The suc­cess of indi­vid­ual com­pa­nies can serve as bea­cons of progress, but to achieve deci­sive results every­body has to get involved, says sus­tain­abil­i­ty expert Bir­git Engler. Despite the cur­rent cli­mate of uncer­tain­ty, the con­sul­tant empha­sizes the need to con­tin­ue res­olute­ly pro­mot­ing sus­tain­abil­i­ty, incor­po­rat­ing it into all aspects of eco­nom­ic life, and moti­vat­ing peo­ple to change their out­looks. The cur­rent dis­rup­tion in our usual pat­terns of behav­ior offers a good oppor­tu­ni­ty to exam­ine and realign exist­ing sys­tems and habit­u­al prac­tices. “Sus­tain­abil­i­ty has to be part of cor­po­rate strate­gies. It needs to be vis­i­ble in tar­gets and effec­tive ini­tia­tives, and anchored in com­pa­ny struc­tures, process­es, and cul­tures. If com­pa­nies can con­vinc­ing­ly com­bine high eco­nom­ic per­for­mance, social respon­si­bil­i­ty, and sub­stan­tial­ly lower envi­ron­men­tal impact, that will give them real added value,” she explains. High­er lev­els of employ­ee and cus­tomer loy­al­ty, bet­ter access to out­side financ­ing, eas­i­er acqui­si­tion of new busi­ness fields, and long-term increas­es in com­pa­ny value as well as cri­sis resilience are exam­ples of the com­pet­i­tive advan­tages offered by sustainability.

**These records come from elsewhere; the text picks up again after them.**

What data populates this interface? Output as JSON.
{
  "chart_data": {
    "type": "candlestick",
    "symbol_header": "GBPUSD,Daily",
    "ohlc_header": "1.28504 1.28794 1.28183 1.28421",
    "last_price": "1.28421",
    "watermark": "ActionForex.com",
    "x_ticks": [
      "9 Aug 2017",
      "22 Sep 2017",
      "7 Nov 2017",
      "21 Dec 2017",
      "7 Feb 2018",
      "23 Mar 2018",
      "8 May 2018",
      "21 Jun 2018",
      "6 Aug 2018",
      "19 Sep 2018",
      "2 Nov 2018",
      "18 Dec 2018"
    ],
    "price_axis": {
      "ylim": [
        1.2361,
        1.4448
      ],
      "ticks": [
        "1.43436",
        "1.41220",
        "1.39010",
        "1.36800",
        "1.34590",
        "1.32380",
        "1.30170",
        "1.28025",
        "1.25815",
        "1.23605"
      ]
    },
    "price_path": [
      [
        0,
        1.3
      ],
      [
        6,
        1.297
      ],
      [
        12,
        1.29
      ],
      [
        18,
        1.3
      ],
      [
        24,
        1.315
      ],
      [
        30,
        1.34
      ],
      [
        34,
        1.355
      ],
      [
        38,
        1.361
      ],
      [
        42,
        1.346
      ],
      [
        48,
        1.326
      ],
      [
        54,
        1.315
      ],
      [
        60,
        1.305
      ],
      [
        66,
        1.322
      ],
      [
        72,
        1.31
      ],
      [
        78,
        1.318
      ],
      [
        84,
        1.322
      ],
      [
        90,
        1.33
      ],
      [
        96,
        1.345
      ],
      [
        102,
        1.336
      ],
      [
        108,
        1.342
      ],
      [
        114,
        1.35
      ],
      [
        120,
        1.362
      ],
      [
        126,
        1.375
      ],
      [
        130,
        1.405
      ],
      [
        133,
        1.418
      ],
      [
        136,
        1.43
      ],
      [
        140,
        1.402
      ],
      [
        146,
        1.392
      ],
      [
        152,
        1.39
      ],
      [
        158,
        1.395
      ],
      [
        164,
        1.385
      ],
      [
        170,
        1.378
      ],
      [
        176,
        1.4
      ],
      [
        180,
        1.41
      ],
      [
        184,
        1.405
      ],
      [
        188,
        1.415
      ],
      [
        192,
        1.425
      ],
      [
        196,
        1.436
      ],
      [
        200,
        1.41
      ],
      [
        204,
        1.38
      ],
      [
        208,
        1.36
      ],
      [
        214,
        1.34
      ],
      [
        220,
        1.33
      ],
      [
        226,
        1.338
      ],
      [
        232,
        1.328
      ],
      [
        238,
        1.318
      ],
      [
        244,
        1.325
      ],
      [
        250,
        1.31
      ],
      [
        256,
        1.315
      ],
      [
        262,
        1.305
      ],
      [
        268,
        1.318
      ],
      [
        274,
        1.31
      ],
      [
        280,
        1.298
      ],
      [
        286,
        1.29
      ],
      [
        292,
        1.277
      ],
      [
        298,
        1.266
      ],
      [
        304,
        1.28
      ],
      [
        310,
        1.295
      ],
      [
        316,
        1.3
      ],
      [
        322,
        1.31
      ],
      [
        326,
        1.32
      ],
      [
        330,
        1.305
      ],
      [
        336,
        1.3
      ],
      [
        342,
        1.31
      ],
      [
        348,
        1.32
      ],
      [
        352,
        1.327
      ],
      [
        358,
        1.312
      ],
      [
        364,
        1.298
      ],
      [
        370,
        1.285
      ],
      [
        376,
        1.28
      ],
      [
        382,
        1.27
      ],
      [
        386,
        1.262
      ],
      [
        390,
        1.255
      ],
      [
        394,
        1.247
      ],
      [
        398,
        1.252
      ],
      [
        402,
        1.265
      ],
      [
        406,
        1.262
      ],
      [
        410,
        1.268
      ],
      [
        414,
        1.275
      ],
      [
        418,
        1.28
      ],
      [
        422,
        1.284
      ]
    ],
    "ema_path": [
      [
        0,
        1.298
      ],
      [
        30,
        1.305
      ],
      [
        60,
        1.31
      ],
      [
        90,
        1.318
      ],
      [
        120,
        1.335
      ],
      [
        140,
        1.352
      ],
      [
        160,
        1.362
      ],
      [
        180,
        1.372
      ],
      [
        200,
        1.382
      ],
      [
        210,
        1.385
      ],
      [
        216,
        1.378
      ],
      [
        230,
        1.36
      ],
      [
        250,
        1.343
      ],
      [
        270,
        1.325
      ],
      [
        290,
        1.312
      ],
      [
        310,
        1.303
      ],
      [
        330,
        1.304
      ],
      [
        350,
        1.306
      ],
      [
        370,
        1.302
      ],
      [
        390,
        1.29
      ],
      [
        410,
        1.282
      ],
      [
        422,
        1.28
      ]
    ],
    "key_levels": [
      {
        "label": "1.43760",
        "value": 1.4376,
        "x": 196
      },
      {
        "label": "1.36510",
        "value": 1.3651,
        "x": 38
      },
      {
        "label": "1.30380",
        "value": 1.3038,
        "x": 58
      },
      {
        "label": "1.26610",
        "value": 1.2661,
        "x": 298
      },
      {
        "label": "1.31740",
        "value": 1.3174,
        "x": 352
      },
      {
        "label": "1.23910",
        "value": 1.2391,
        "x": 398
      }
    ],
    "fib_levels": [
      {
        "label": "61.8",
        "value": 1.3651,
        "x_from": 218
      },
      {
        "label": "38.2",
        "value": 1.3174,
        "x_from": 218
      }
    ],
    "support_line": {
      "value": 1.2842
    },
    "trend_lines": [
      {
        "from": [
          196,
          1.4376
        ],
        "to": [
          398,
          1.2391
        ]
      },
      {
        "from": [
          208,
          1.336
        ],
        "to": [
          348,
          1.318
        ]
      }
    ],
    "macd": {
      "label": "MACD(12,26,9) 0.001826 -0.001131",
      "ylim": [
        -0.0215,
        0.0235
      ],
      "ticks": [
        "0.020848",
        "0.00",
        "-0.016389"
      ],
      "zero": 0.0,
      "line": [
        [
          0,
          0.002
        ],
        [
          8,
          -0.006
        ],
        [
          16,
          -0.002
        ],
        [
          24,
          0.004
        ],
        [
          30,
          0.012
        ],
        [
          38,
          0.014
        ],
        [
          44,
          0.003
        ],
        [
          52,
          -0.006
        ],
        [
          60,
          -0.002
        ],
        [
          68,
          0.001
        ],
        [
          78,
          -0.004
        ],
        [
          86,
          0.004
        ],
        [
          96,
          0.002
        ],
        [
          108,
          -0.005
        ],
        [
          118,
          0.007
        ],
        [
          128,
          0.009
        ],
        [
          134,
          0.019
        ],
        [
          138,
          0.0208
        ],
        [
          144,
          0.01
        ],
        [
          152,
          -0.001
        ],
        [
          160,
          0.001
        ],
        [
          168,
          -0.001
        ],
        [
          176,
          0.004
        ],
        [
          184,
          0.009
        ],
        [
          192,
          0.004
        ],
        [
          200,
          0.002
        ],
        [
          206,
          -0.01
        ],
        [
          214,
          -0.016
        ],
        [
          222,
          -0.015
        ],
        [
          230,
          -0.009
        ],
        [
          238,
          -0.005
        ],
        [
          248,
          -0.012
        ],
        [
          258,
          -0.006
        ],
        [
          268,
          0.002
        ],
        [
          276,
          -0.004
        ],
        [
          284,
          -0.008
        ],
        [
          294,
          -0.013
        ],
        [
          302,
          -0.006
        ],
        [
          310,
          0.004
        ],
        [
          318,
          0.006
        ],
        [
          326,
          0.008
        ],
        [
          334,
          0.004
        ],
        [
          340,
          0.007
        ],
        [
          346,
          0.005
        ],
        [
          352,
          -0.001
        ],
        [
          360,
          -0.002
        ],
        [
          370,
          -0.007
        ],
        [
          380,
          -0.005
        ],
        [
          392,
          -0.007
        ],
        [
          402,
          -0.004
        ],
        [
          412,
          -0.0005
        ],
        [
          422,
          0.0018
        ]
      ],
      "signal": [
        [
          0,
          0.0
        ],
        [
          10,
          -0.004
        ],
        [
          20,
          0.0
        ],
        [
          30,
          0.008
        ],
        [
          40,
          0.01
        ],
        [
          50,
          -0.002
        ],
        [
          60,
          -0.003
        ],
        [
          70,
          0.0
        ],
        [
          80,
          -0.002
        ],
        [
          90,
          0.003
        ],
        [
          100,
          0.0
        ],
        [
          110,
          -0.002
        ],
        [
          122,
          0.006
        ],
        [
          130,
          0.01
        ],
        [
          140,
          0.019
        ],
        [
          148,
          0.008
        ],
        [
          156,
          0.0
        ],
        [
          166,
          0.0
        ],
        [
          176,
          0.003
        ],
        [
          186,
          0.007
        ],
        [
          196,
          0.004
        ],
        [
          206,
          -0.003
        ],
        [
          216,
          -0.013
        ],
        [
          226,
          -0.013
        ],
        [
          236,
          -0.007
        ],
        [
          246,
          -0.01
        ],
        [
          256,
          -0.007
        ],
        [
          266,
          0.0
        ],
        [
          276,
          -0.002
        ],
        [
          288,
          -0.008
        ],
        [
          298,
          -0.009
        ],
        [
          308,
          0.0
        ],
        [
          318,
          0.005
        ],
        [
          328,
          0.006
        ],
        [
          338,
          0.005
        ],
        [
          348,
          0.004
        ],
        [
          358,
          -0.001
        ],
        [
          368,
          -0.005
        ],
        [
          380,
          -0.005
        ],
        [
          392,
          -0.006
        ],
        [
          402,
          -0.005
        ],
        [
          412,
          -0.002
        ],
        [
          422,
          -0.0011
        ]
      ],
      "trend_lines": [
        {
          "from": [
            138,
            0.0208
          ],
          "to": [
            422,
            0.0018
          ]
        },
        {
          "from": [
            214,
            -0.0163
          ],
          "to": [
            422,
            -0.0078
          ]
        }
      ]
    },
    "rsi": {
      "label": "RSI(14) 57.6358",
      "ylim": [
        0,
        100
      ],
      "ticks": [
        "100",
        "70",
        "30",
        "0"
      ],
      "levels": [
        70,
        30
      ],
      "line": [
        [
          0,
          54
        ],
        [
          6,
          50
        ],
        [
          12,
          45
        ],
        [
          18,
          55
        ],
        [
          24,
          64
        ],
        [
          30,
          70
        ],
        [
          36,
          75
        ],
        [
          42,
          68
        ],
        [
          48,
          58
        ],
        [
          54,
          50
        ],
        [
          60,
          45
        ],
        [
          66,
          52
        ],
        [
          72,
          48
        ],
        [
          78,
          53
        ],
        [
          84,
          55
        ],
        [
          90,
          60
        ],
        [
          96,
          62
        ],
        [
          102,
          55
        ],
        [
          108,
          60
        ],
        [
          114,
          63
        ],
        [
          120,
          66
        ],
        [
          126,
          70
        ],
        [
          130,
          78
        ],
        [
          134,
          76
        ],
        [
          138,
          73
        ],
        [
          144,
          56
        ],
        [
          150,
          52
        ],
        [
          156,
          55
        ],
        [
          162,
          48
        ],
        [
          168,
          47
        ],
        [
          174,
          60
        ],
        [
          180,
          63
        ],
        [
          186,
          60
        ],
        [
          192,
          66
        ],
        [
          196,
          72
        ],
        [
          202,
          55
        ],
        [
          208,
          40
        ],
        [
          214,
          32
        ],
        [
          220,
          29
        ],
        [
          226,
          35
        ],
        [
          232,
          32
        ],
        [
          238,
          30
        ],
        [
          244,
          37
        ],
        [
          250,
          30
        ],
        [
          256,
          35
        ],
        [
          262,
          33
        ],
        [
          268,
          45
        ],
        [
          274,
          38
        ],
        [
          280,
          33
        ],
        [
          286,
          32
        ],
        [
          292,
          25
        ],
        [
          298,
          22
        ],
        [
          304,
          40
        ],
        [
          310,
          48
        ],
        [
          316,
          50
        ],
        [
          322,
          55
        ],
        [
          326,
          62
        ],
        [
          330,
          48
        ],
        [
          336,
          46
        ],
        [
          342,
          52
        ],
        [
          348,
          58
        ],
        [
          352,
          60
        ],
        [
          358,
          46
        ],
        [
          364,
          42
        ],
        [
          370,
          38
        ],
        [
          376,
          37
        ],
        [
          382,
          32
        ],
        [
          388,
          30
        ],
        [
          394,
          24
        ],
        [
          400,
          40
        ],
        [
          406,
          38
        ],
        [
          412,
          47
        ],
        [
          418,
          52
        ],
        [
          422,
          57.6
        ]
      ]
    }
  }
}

Rock­ström is also crit­i­cal of view­ing sus­tain­abil­i­ty in too nar­row terms. It is time to rec­og­nize how social, eco­nom­ic, and eco­log­i­cal phe­nom­e­na are inter­de­pen­dent. Covid-19 has shown exact­ly that. Now is the time to act accord­ing­ly and take anoth­er big step for humanity.

In a Nutshell

Sustainability Standards

Standards help to link sustainability with clear and concrete goals, and to make results measurable and comparable in an international context. Some standards are already well established:
Goals: The United Nations’ Seventeen Sustainable Development Goals (SDG) were adopted by all the UN member countries, and they run from 2016 to 2030. The agenda comprises work on economic, social, and environmental levels. Goals such as gender equality, decent work, and protecting life on land can also be used by companies as guides for action. Reports: The purpose of the Global Reporting Initiative (GRI) is to promote standardization and comparability of sustainability reports. With the help of specific metrics and indices on economic, environmental, and social aspects, the GRI’s guidelines are intended to provide orientation and bases for comparisons and decisions. Investment criteria: The three ESG criteria (environmental, social, governance) are designed to measure sustainability for business screening and valuation purposes. This standard is used primarily by capital investors and often plays a key role in decisions on whether to include shares in sustainable investment portfolios. Impact valuation: The goal of the Value Balancing Alliance, a non-profit organization based in Frankfurt am Main, is to provide companies with an impact measurement and valuation standard covering environmental, human, social, and financial components. Companies like Volkswagen, BASF, Bosch, Deutsche Bank, and SAP, as well as auditing firms and the OECD, have all joined this trans-industry alliance to draw up standardized and comparable indices.